Não gosto de jogos, envolvendo ou não o uso da minha paciência. Quando surgiu o ATARI um amigo me convidou para jogar com ele. Perdi todos os jogos, creio que por pura falta de habilidade. Muito tempo depois testei uns jogos de computador e deu no mesmo: falta de habilidade com o teclado ou o mouse. Então comprei um joystick e, depois, um volante para joguinhos de corrida de carros. Nunca conseguir ir em frente naquele Need For Speed, pelo menos no computador. Tenho vontade de experimentar um jogo nesses novos consoles como o Playstation, isso só para tirar a teima. Dizem que num jogo desse tipo os controles são mais perfeitos e mesmo um cara sem jeito pode se dar bem. Seria uma vitória para mim pelo menos terminar um jogo de corrida de carros no Playstation.
Minha avó punha cartas sobre a mesa e jogava paciência. Os parentes se reuniam nas noites para o buraco ou a víspora. Passavam horas naquilo, divertiam-se, discutiam, apostavam baixo e ganhavam ou perdiam merrecas de moedas. Nunca participei. No fundo acho que nunca tive mesmo paciência para jogar.

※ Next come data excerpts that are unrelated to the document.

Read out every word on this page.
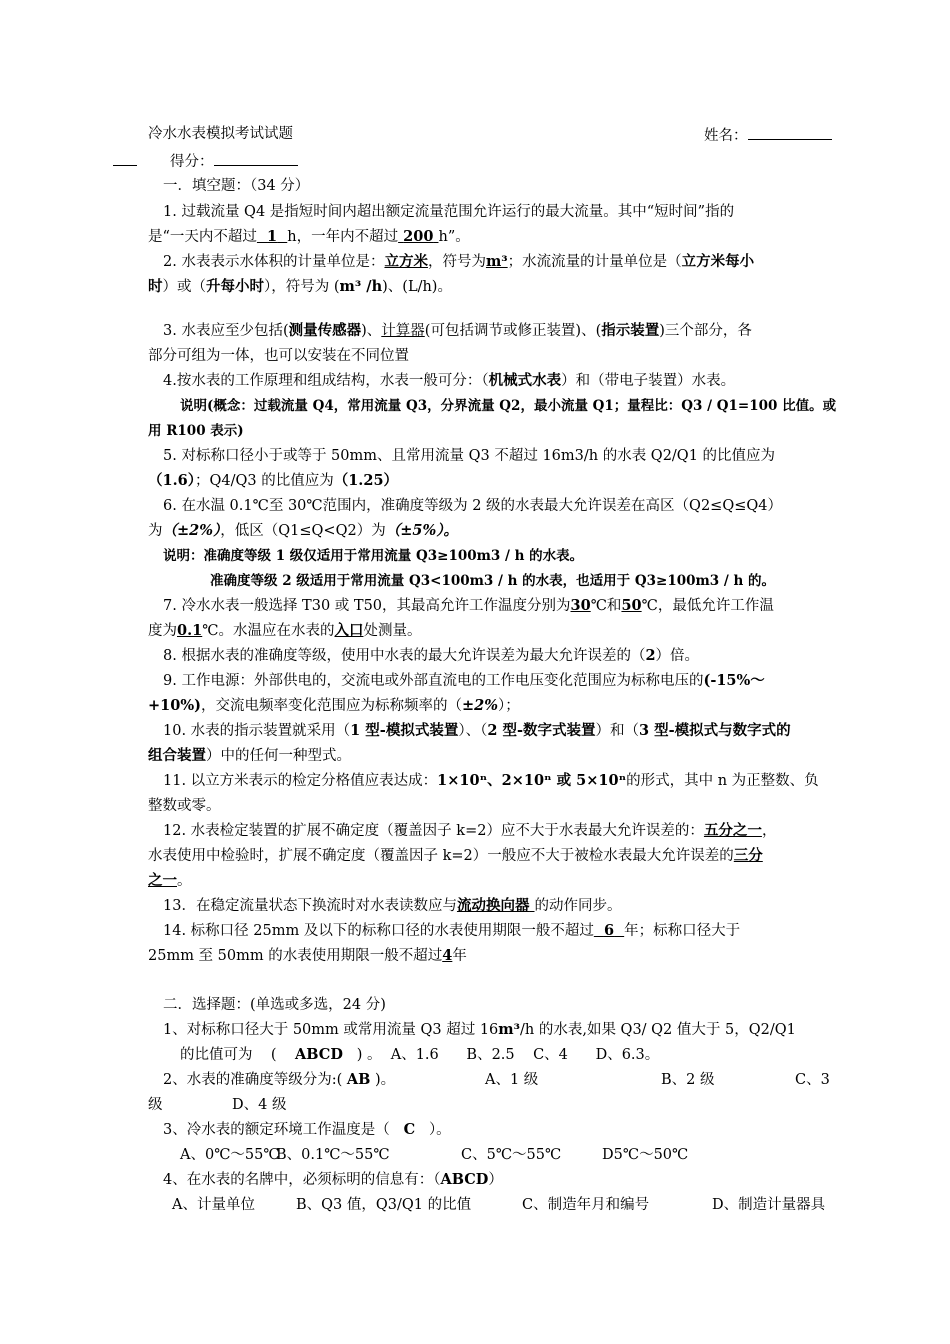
冷水水表模拟考试试题	姓名：
得分：
一．填空题：（34 分）
1. 过载流量 Q4 是指短时间内超出额定流量范围允许运行的最大流量。其中“短时间”指的
是“一天内不超过 1 h，一年内不超过 200 h”。
2. 水表表示水体积的计量单位是：立方米，符号为m³；水流流量的计量单位是（立方米每小
时）或（升每小时），符号为 (m³ /h)、(L/h)。
3. 水表应至少包括(测量传感器)、计算器(可包括调节或修正装置)、(指示装置)三个部分，各
部分可组为一体，也可以安装在不同位置
4.按水表的工作原理和组成结构，水表一般可分：（机械式水表）和（带电子装置）水表。
说明(概念：过载流量 Q4，常用流量 Q3，分界流量 Q2，最小流量 Q1；量程比：Q3 / Q1=100 比值。或
用 R100 表示)
5. 对标称口径小于或等于 50mm、且常用流量 Q3 不超过 16m3/h 的水表 Q2/Q1 的比值应为
（1.6）；Q4/Q3 的比值应为（1.25）
6. 在水温 0.1℃至 30℃范围内，准确度等级为 2 级的水表最大允许误差在高区（Q2≤Q≤Q4）
为（±2%），低区（Q1≤Q<Q2）为（±5%）。
说明：准确度等级 1 级仅适用于常用流量 Q3≥100m3 / h 的水表。
准确度等级 2 级适用于常用流量 Q3<100m3 / h 的水表，也适用于 Q3≥100m3 / h 的。
7. 冷水水表一般选择 T30 或 T50，其最高允许工作温度分别为30℃和50℃，最低允许工作温
度为0.1℃。水温应在水表的入口处测量。
8. 根据水表的准确度等级，使用中水表的最大允许误差为最大允许误差的（2）倍。
9. 工作电源：外部供电的，交流电或外部直流电的工作电压变化范围应为标称电压的(-15%～
+10%)，交流电频率变化范围应为标称频率的（±2%）；
10. 水表的指示装置就采用（1 型-模拟式装置）、（2 型-数字式装置）和（3 型-模拟式与数字式的
组合装置）中的任何一种型式。
11. 以立方米表示的检定分格值应表达成：1×10ⁿ、2×10ⁿ 或 5×10ⁿ的形式，其中 n 为正整数、负
整数或零。
12. 水表检定装置的扩展不确定度（覆盖因子 k=2）应不大于水表最大允许误差的：五分之一，
水表使用中检验时，扩展不确定度（覆盖因子 k=2）一般应不大于被检水表最大允许误差的三分
之一。
13．在稳定流量状态下换流时对水表读数应与流动换向器 的动作同步。
14. 标称口径 25mm 及以下的标称口径的水表使用期限一般不超过 6 年；标称口径大于
25mm 至 50mm 的水表使用期限一般不超过4年
二．选择题：(单选或多选，24 分)
1、对标称口径大于 50mm 或常用流量 Q3 超过 16m³/h 的水表,如果 Q3/ Q2 值大于 5，Q2/Q1
的比值可为    (    ABCD   ) 。  A、1.6 B、2.5 C、4 D、6.3。
2、水表的准确度等级分为:( AB )。	A、1 级	B、2 级	C、3
级	D、4 级
3、冷水表的额定环境工作温度是（ C ）。
A、0℃～55℃
B、0.1℃～55℃	C、5℃～55℃	D5℃～50℃
4、在水表的名牌中，必须标明的信息有：（ABCD）
A、计量单位	B、Q3 值，Q3/Q1 的比值	C、制造年月和编号	D、制造计量器具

Fui a cassinos algumas vezes quando no exterior. Num navio perdi algum dinheiro nas máquinas. Nunca me aventurei nas mesas, apostando fichas em números. As roletas sempre me pareceram implacáveis e presenciei gente perdendo bastante dinheiro nelas.
Acho que devo acrescentar à minha falta de habilidade para jogos o fato de não confiar na honestidade das máquinas de cassinos. Quando estudava no colégio um professor de matemática deu uma aula sobre o cálculo das probabilidades e disse que nos cassinos máquinas, roletas etc eram ajustadas para aumentar as probabilidades de ganho da casa. Pois é, certas coisas que ouvimos grudam na cabeça da gente e não saem.
No início da década de 70 do século passado arranjei um emprego que viria a ser a minha salvação. Até então não carregava nada nos bolsos, era um cara duríssimo. Por essa razão devia algum por ai afora e esperava, ansiosamente, pelo primeiro e salvador salário.
No dia do pagamento fui ao Departamento de Pessoal e recebi um cheque no qual estava escrito um número que para mim era um sonho. Não que fosse muito, mas para quem não tinha nada… Pois aconteceu, antes de sair do prédio para ir ao banco, encontrar-me justamente como meu chefe imediato, o cidadão que me dera o emprego, aquele mesmo que me contratara e de quem dependia o meu futuro na empresa.
O meu chefe ficou muito feliz em me ver todo contente com o meu cheque e logo me intimou a acompanhá-lo até a sala dele. Quando me sentei o chefe foi logo dizendo que precisava de um favor, qual fosse que eu emprestasse a ele o cheque que tinha no bolso. Percebendo o meu desespero ele me garantiu que em poucos dias me devolveria o dinheiro, aliás, até me daria um pouco a mais por conta de uns jurinhos…
Não houve como fugir. Ali, naquela sala, meu castelo desabou inteirinho, não sobrando pedra sobre pedra. Dei o cheque ao homem e sai de lá sem saber como faria para viver até o mês seguinte quando receberia novo salário.
Se o meu chefe devolveu o dinheiro? Ah, sim, uns três meses depois, nada de juros. Mas, foi só muitos anos depois, quando eu nem mesmo trabalhava mais naquela empresa, que vim a saber a razão do confisco do meu salário pelo chefe: o cara era um tremendo viciado em jogo, jogador profissional. Consta que acabou perdendo tudo o que tinha na mesa de jogo e teve um final de vida bastante complicado.
Por essas e outras não reclamo da minha falta de paciência para me meter em jogos. No máximo me arrisco a uma partidinha de paciência no computador, umas três vezes ao ano. Não passa disso. Acho que ainda bem.